Black seems to enjoy the dead, more than the living, and investigating mutilated limbs is her icing on the cake. Besides, many of us ordinary general readers probably couldn’t handle too much of graphic medical narratives, although she does get into general descriptions of rotting bodies, and of bodies having been torn apart or damaged, and the smells and appearances of a dead body. I loved that bit where the author works with a bunch of guys on the team and immediately fills in the maternal role. Black was on a BBC show where, along with a team of fellow scientists, they examined remains of people who lived hundreds of years ago in an effort to figure out who they were and how they died.

I suppose I was less taken with the small sections near the beginning of the book that seemed to be more like a familial memoir or history rather than delivering facts and experiences. What surprises me, is that she can walk into an area where there are many fatalities, including women and children, who have been through needless suffering, but she is scared shitless of rats. This fascinating look by a world-leading forensic scientist at what the dead can tell us is a real eye-opener. The book has the feel of the author having referred to an exacting diary because it is so well-written, coherent, and put together.

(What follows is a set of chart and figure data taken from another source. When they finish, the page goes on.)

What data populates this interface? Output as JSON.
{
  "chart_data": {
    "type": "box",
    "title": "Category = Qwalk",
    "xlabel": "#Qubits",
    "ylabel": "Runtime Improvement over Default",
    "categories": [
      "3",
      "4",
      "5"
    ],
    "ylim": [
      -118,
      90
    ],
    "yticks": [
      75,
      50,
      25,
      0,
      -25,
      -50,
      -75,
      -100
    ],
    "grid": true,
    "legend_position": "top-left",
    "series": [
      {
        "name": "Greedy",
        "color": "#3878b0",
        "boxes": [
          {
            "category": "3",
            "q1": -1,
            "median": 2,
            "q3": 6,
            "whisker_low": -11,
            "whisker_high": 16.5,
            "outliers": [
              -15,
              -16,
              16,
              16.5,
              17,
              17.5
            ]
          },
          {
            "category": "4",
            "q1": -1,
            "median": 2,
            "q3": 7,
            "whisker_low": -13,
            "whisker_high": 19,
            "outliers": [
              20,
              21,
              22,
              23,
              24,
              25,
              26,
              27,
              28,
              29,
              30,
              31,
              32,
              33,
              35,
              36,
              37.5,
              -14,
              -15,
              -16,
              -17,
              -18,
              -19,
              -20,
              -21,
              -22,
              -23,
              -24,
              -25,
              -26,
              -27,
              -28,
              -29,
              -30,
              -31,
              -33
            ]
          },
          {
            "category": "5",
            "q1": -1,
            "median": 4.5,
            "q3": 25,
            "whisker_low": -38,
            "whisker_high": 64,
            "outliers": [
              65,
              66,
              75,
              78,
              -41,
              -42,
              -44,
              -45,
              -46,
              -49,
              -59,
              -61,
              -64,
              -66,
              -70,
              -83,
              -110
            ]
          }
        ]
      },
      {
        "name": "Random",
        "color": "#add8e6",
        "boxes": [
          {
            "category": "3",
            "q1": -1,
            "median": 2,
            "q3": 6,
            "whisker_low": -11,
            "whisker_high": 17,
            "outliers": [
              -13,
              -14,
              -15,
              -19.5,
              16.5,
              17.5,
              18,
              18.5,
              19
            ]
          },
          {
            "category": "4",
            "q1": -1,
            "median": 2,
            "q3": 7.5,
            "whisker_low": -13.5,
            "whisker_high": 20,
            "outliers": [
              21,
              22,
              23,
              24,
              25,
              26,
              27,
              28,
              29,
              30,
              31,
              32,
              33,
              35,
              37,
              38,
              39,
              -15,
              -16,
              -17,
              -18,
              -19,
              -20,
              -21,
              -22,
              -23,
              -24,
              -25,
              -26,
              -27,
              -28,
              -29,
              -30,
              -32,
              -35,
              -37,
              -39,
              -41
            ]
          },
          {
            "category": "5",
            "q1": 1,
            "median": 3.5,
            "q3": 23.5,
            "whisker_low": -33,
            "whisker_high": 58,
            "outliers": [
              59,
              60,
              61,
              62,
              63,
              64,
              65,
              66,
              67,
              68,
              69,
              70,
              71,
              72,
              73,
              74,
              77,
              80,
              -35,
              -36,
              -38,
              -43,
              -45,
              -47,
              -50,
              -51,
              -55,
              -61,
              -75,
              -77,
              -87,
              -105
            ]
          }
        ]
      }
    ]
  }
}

The book considers death in its clinical and personal aspects: the seven stages of postmortem alteration and the challenges of identifying the sex and age of remains; versus her own experiences with losing her grandmother, uncle and parents. There's nothing wrong with this per ce, but it's a hundred pages in the front that's completely separated from what I thought I was getting - crime! If you have no aspirations to forensics or anthropology, or indeed anatomy, it matters not - Dame Sue Black is an inspirational person to all. Indeed, this unsentimental exploration of “the many faces of death” has at its heart the conviction that we should not fear death but accept it “as an integral and fundamentally necessary part of our life’s process”. If the subject matter interests you do read it - I would be surprised if many did not find it very interesting at the least.

But the no-nonsense Scot is an upbeat character with a dry sense of humour, clearly identifiable in her memoir.